Rate of boiling = $6.0 \text{ kg/min} = 0.1 \text{ kg/s}$.
Power required $P = \text{Rate} \times L_v = 0.1 \times 2256 \times 10^3 = 2.256 \times 10^5 \text{ W}$.

Conduction Formula: $P = \frac{KA \Delta T}{d}$.
$2.256 \times 10^5 = \frac{109 \times 0.15 \times (T – 100)}{0.01}$
$2256 = 16.35 (T – 100)$
$T – 100 = 137.9 \Rightarrow T \approx \mathbf{238^\circ \text{C}}$.

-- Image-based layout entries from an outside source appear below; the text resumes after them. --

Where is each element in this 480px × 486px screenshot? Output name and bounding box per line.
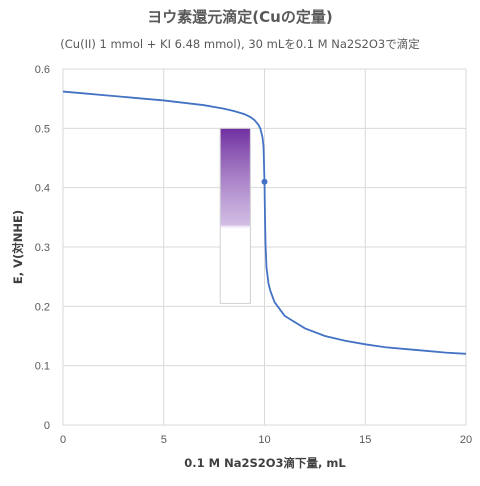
- x-tick-labels: 0 5 10 15 20: [60, 434, 472, 446]
- y-tick-labels: 0 0.1 0.2 0.3 0.4 0.5 0.6: [35, 64, 50, 432]
- y-tick-label: 0.4: [35, 183, 50, 195]
- x-tick-label: 5: [161, 434, 167, 446]
- y-tick-label: 0.6: [35, 64, 50, 76]
- x-tick-label: 15: [359, 434, 371, 446]
- chart-title: ヨウ素還元滴定(Cuの定量): [147, 8, 332, 26]
- y-axis-label: E, V(対NHE): [11, 210, 25, 284]
- x-tick-label: 10: [258, 434, 270, 446]
- y-tick-label: 0.1: [35, 361, 50, 373]
- x-tick-label: 0: [60, 434, 66, 446]
- grid-lines: [62, 68, 467, 426]
- y-tick-label: 0.3: [35, 242, 50, 254]
- indicator-box-fill: [220, 128, 250, 303]
- series-line: [62, 90, 467, 355]
- y-tick-label: 0.5: [35, 123, 50, 135]
- x-tick-label: 20: [460, 434, 472, 446]
- equivalence-point-marker: [261, 178, 268, 185]
- y-tick-label: 0.2: [35, 301, 50, 313]
- chart-subtitle: (Cu(II) 1 mmol + KI 6.48 mmol), 30 mLを0.…: [60, 37, 420, 51]
- y-tick-label: 0: [44, 420, 50, 432]
- x-axis-label: 0.1 M Na2S2O3滴下量, mL: [184, 456, 346, 470]
- indicator-box: [219, 127, 251, 304]
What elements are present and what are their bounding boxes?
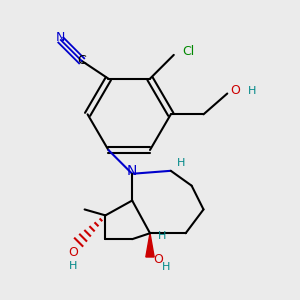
- Text: H: H: [177, 158, 185, 168]
- Text: N: N: [56, 31, 65, 44]
- Text: H: H: [68, 261, 77, 271]
- Text: O: O: [68, 246, 78, 259]
- Text: O: O: [230, 84, 240, 97]
- Text: H: H: [158, 231, 166, 241]
- Text: H: H: [162, 262, 170, 272]
- Text: O: O: [153, 254, 163, 266]
- Text: C: C: [77, 54, 86, 67]
- Text: Cl: Cl: [183, 45, 195, 58]
- Polygon shape: [146, 233, 154, 257]
- Text: N: N: [127, 164, 137, 178]
- Text: H: H: [248, 85, 256, 96]
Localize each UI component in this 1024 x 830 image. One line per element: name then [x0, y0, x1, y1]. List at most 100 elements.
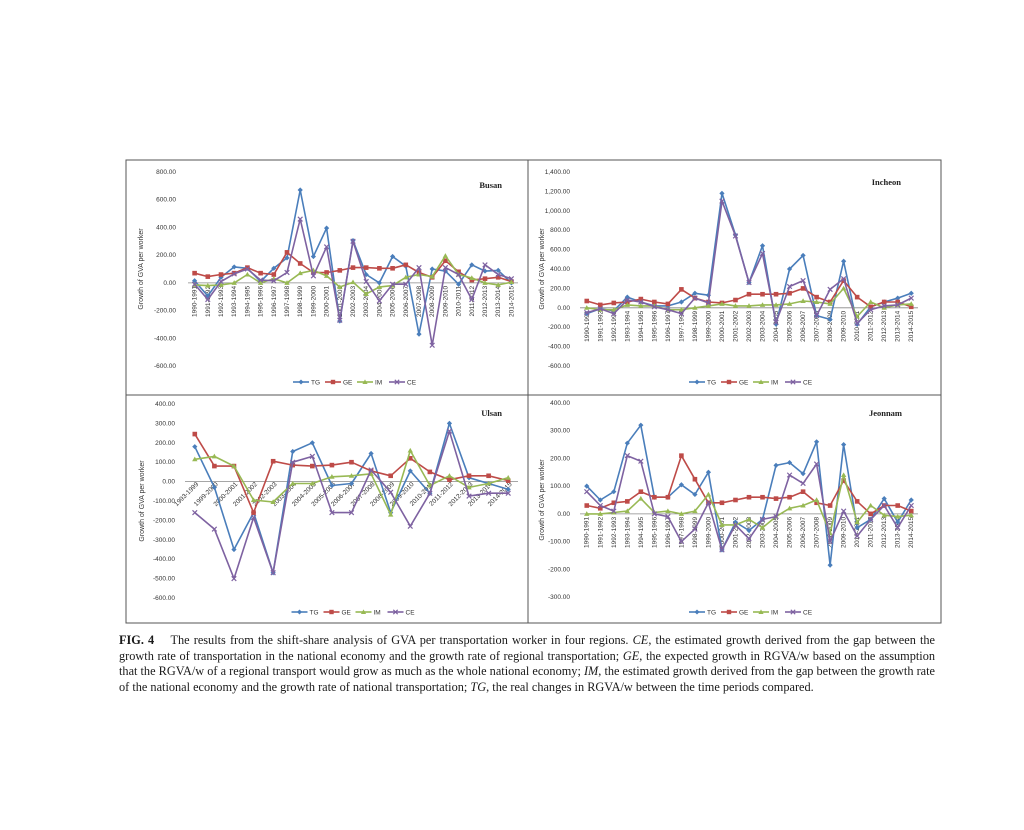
- legend-label: IM: [771, 380, 778, 387]
- x-tick-label: 2011-2012: [868, 310, 875, 341]
- data-point-ce: [231, 271, 237, 277]
- x-tick-label: 2014-2015: [908, 516, 915, 547]
- data-point-ge: [403, 262, 409, 268]
- data-point-tg: [895, 295, 901, 301]
- data-point-ge: [733, 497, 738, 503]
- y-tick-label: 1,200.00: [545, 188, 571, 195]
- x-tick-label: 2000-2001: [719, 310, 726, 341]
- x-tick-label: 2003-2004: [760, 310, 767, 341]
- x-tick-label: 2006-2007: [403, 285, 410, 316]
- data-point-ge: [350, 265, 356, 270]
- data-point-tg: [908, 497, 914, 503]
- x-tick-label: 1999-2000: [705, 516, 712, 547]
- data-point-tg: [881, 496, 887, 502]
- data-point-ce: [705, 500, 712, 506]
- data-point-tg: [469, 262, 475, 268]
- data-point-im: [309, 480, 316, 486]
- x-tick-label: 2012-2013: [482, 285, 489, 316]
- data-point-ce: [455, 271, 462, 278]
- data-point-tg: [611, 489, 617, 495]
- x-tick-label: 1992-1993: [611, 516, 618, 547]
- chart-jeonnam: 400.00 300.00 200.00 100.00 0.00 -100.00 -200.…: [539, 400, 918, 617]
- data-point-ge: [388, 473, 393, 479]
- data-point-ce: [881, 502, 887, 509]
- data-point-ce: [469, 296, 475, 303]
- x-tick-label: 2006-2007: [800, 310, 807, 341]
- data-point-ge: [746, 494, 752, 500]
- data-point-tg: [390, 253, 396, 260]
- y-tick-label: 1,400.00: [545, 169, 571, 176]
- x-tick-label: 2008-2009: [827, 310, 834, 341]
- data-point-ce: [746, 536, 752, 542]
- data-point-ce: [773, 319, 779, 326]
- x-tick-label: 2014-2015: [908, 310, 915, 341]
- data-point-tg: [827, 562, 833, 568]
- y-tick-label: 600.00: [156, 197, 176, 204]
- data-point-im: [466, 484, 472, 490]
- data-point-im: [840, 472, 847, 478]
- data-point-im: [584, 305, 590, 310]
- data-point-ce: [323, 244, 330, 250]
- x-tick-label: 1995-1996: [258, 285, 265, 316]
- x-tick-label: 2001-2002: [732, 516, 739, 547]
- x-tick-label: 2013-2014: [895, 516, 902, 547]
- data-point-tg: [705, 469, 712, 475]
- data-point-ge: [349, 459, 354, 465]
- data-point-tg: [746, 527, 752, 534]
- data-point-im: [746, 516, 752, 522]
- data-point-ce: [407, 523, 413, 529]
- x-tick-label: 2001-2002: [732, 310, 739, 341]
- x-tick-label: 1996-1997: [271, 285, 278, 316]
- legend-marker: [392, 609, 399, 615]
- data-point-ge: [679, 453, 684, 458]
- legend-marker: [362, 379, 368, 384]
- data-point-ce: [257, 277, 264, 283]
- data-point-ce: [692, 295, 698, 301]
- data-point-ce: [894, 302, 901, 308]
- data-point-ge: [679, 287, 684, 292]
- data-point-ge: [746, 291, 752, 297]
- y-tick-label: -200.00: [154, 308, 176, 315]
- x-tick-label: 2009-2010: [841, 310, 848, 341]
- data-point-tg: [290, 448, 296, 455]
- data-point-ge: [212, 463, 217, 469]
- data-point-ge: [218, 272, 224, 277]
- data-point-tg: [429, 266, 435, 272]
- data-point-im: [469, 275, 475, 281]
- data-point-ce: [678, 310, 685, 317]
- data-point-ce: [363, 278, 369, 285]
- data-point-im: [505, 475, 511, 480]
- data-point-im: [205, 282, 211, 288]
- data-point-im: [678, 307, 685, 312]
- data-point-ce: [692, 526, 698, 532]
- data-point-ce: [719, 198, 725, 204]
- data-point-tg: [505, 486, 511, 492]
- y-tick-label: -600.00: [548, 363, 570, 370]
- data-point-ce: [867, 516, 874, 523]
- data-point-tg: [692, 290, 698, 296]
- chart-busan: 800.00 600.00 400.00 200.00 0.00 -200.00 -400.…: [138, 169, 518, 387]
- data-point-tg: [192, 444, 198, 450]
- data-point-ce: [705, 300, 712, 306]
- data-point-ce: [786, 472, 793, 478]
- y-tick-label: 400.00: [550, 400, 570, 407]
- data-point-im: [485, 480, 492, 486]
- legend-label: TG: [310, 610, 319, 617]
- data-point-im: [624, 302, 631, 307]
- legend-marker: [360, 609, 367, 614]
- data-point-ce: [624, 297, 631, 303]
- y-tick-label: -100.00: [153, 498, 175, 505]
- y-tick-label: 600.00: [550, 247, 570, 254]
- data-point-ge: [854, 499, 860, 504]
- y-tick-label: -100.00: [548, 539, 570, 546]
- data-point-tg: [368, 450, 374, 457]
- data-point-ce: [624, 452, 631, 459]
- y-tick-label: 200.00: [156, 252, 176, 259]
- y-tick-label: 0.00: [557, 511, 570, 518]
- data-point-ce: [446, 428, 453, 434]
- data-point-tg: [416, 331, 422, 337]
- legend-marker: [790, 609, 796, 615]
- y-tick-label: 400.00: [550, 266, 570, 273]
- x-tick-label: 1999-2000: [310, 285, 317, 316]
- x-tick-label: 1996-1997: [665, 516, 672, 547]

(a) Reflectivity vs Emissivity: Kirchhoff’s law states good absorbers are good emitters. A body with large reflectivity is a poor absorber, hence a poor emitter.

(b) Brass vs Wood: Brass is a good conductor; it conducts heat away from your hand rapidly, making it feel cold. Wood is an insulator.

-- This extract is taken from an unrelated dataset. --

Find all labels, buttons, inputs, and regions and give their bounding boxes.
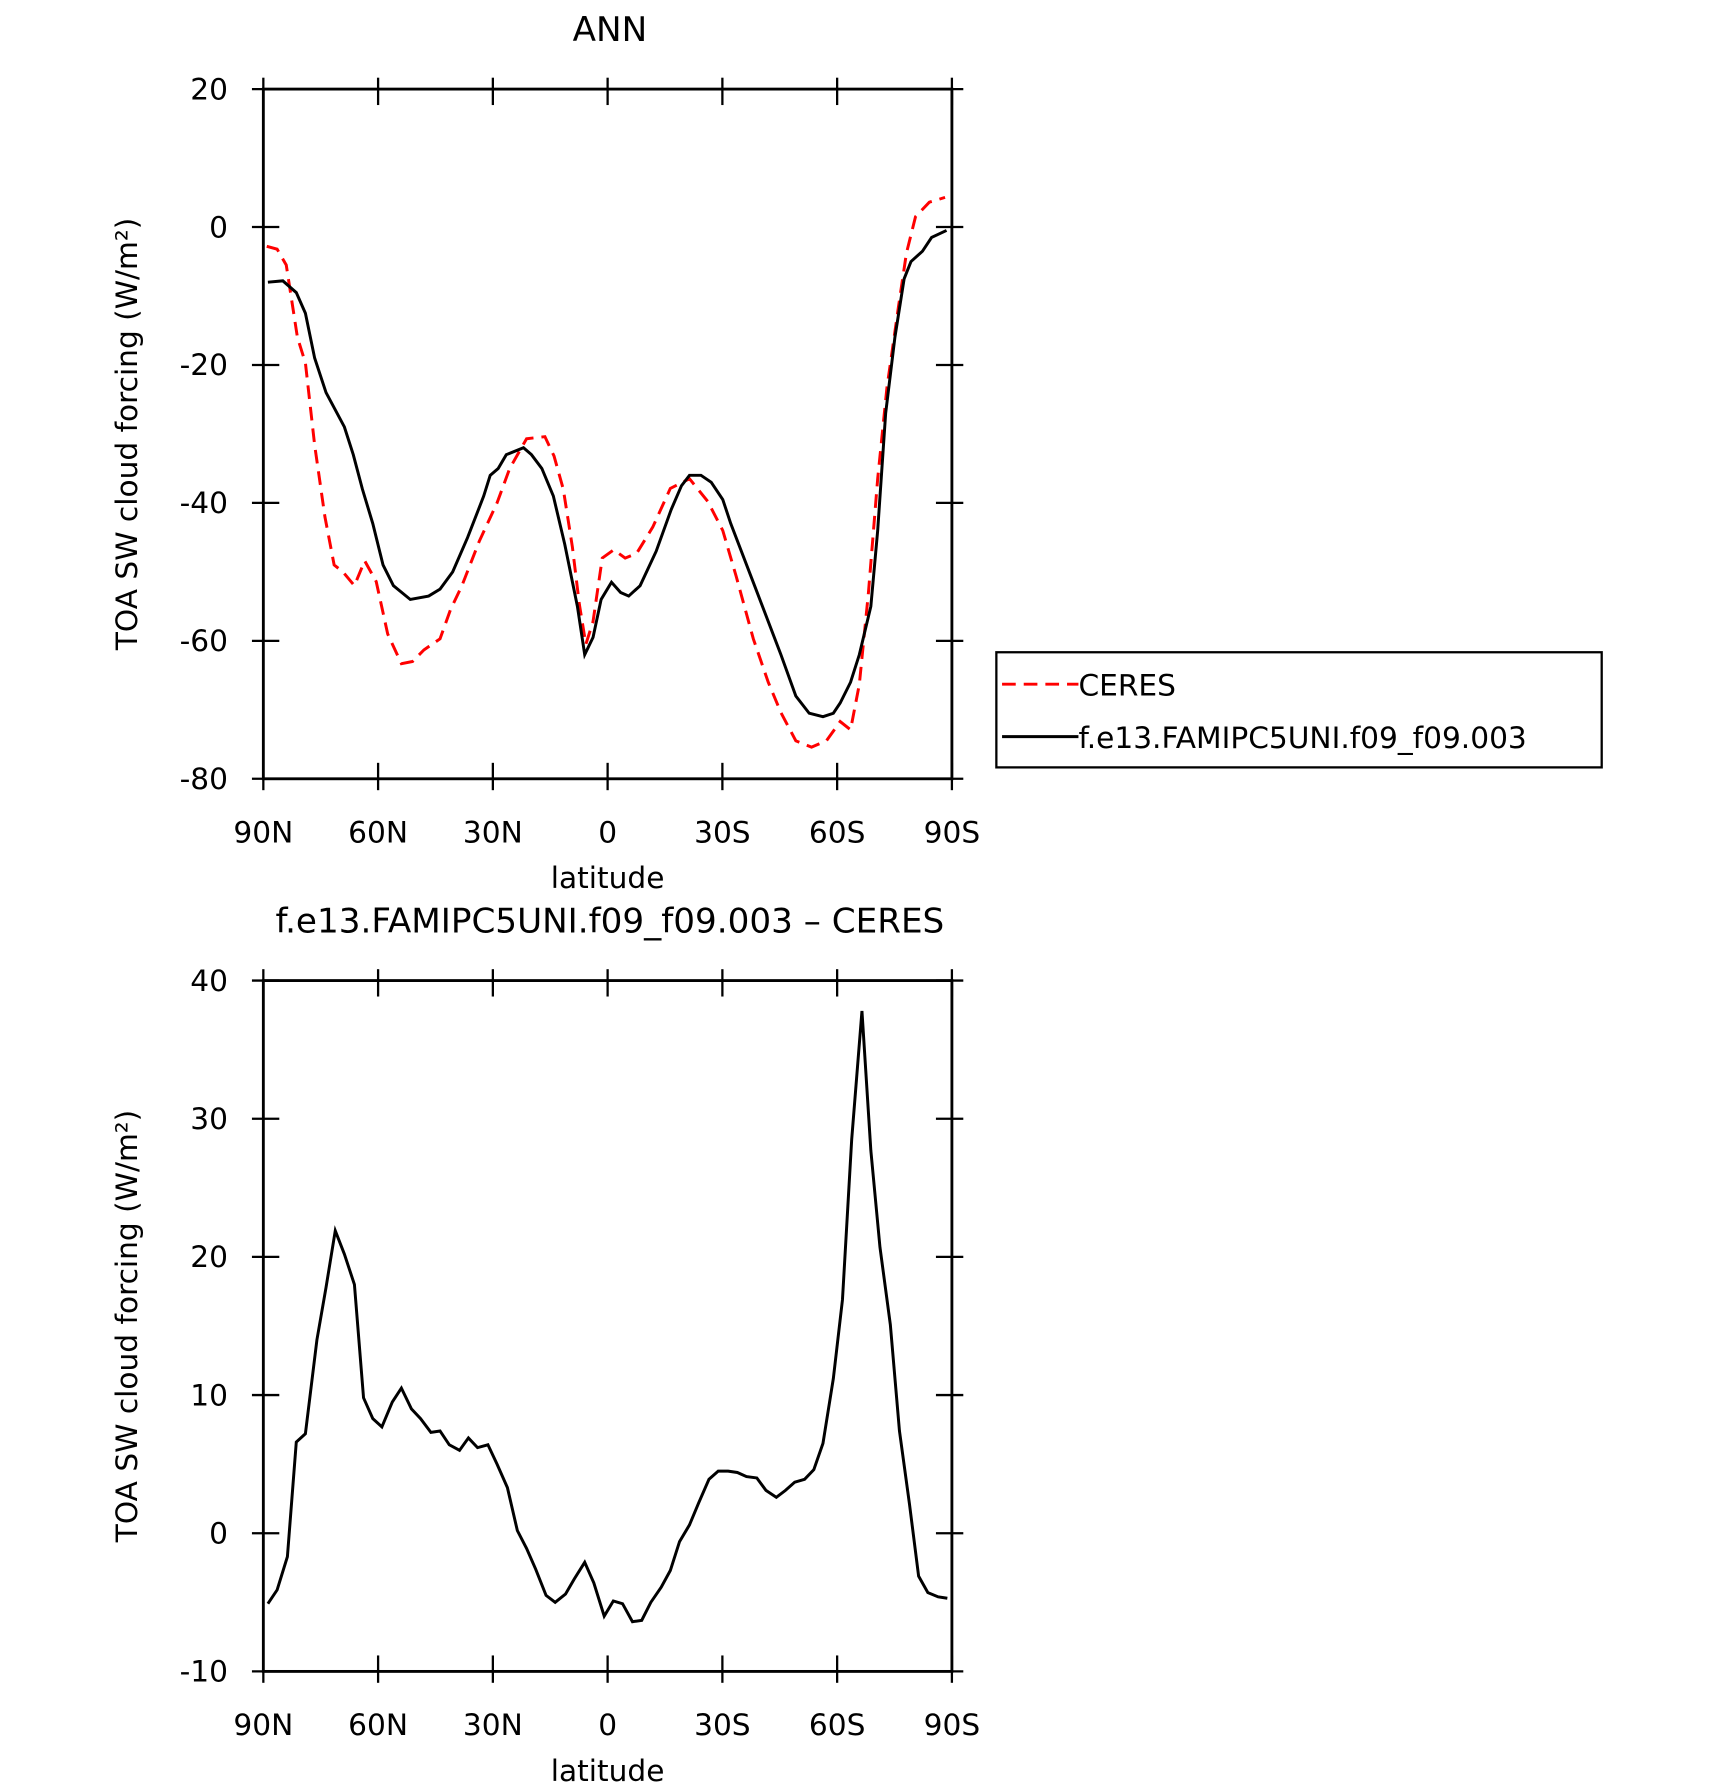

(c) Optical Pyrometer Reading: In the open, the red hot iron reflects some sky light and emits less radiation than a black body (emissivity < 1). The pyrometer assumes black body ($e=1$) so it reads low. In a furnace, the iron and walls reach thermal equilibrium, approximating a black body cavity, giving a correct reading.

(d) Atmosphere: The atmosphere acts like a blanket (Greenhouse effect), reflecting infrared radiation back to Earth, keeping it warm.

(e) Steam vs Hot Water: Steam at $100^\circ \text{C}$ releases huge latent heat of vaporization ($2256 \text{ kJ/kg}$) upon condensing, whereas water only releases specific heat.

Formula: $\frac{T_1 – T_2}{t} = K \left[ \frac{T_1 + T_2}{2} – T_s \right]$. $T_s = 20$.

Step 1 (80 to 50):
$\frac{80-50}{5} = K [65 – 20] \Rightarrow 6 = 45K \Rightarrow K = \frac{6}{45} = \frac{2}{15}$.

Step 2 (60 to 30):
$\frac{60-30}{t} = \frac{2}{15} [45 – 20]$
$\frac{30}{t} = \frac{2}{15} (25) = \frac{10}{3}$
$t = \frac{30 \times 3}{10} = \mathbf{9 \text{ min}}$.